Garibaldi und Cagliostro, zwei freimaurerische Vorbilder für Gelli und die Piduisten [Mitglieder der Loge P2]?
Es ist interessant anzumerken (aber Gelli sagt es nicht), daß:
1) Garibaldi zunächst Revolutionär, General, dann eine „institutionelle“ Figur des neuen Italiens (des Risorgimento), Großmeister der italienischen Freimaurer und 33. Grad war, der auch von der britischen Freimaurerei geschätzt wurde; er war auch Spiritist und Großmeister einer Freimaurerei des Ägyptischen Ritus…
2) Cagliostro vereinte kabbalistische und ägyptische Esoterik (er war der Schöpfer einer „Freimaurerei des ägyptischen Ritus“), Prahlerei, Spionage, Subversion zugunsten der bayerischen Illuminaten…

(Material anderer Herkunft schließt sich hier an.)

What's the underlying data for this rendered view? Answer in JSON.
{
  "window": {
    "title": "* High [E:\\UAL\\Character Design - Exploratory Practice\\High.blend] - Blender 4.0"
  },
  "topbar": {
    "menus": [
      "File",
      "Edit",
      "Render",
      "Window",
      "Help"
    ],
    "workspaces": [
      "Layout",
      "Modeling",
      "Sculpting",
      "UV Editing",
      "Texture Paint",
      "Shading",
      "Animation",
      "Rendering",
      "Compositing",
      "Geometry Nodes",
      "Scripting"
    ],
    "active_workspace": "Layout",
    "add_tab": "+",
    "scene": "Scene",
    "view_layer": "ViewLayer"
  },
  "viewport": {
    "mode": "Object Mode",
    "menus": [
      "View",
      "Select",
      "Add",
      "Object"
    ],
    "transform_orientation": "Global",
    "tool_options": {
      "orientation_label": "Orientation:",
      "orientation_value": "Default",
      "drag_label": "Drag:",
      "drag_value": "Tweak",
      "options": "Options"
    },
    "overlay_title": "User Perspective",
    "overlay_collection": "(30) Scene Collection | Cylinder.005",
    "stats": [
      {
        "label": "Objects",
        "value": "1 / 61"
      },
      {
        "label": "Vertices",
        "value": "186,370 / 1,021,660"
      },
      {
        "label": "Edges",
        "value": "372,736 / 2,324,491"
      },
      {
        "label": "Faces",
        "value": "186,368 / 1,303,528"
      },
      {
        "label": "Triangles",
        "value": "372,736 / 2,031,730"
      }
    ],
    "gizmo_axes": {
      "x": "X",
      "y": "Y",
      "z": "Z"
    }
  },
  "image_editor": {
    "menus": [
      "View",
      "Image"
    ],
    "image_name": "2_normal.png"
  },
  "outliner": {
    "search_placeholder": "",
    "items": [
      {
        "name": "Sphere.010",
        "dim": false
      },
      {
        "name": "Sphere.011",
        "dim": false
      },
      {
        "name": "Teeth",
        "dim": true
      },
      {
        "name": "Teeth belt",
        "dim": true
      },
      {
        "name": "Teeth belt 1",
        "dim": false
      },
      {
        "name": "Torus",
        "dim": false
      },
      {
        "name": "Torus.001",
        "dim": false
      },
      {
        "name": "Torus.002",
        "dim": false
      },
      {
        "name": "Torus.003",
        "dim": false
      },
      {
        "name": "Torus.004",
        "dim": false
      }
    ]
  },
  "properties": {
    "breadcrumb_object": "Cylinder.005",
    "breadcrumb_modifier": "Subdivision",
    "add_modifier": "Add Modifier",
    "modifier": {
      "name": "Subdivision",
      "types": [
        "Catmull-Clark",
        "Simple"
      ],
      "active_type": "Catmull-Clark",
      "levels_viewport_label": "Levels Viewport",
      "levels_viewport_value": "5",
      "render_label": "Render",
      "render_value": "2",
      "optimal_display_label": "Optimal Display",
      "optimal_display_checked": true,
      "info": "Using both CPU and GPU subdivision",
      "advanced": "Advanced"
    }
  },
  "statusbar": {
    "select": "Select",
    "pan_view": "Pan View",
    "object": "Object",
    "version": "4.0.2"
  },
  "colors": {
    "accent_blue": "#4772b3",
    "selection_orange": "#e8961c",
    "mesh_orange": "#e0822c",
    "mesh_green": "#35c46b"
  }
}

Sibyllinisch ist auch Gellis Antwort auf Costanzos letzte Frage, was man einst geantwortet hätte auf die Frage, was man einmal werden möchte, wenn man groß ist: „Puppenspieler“, so Gelli, was auch als „Drahtzieher“ verstanden werden könnte, als jemand, der „die Puppen tanzen läßt“.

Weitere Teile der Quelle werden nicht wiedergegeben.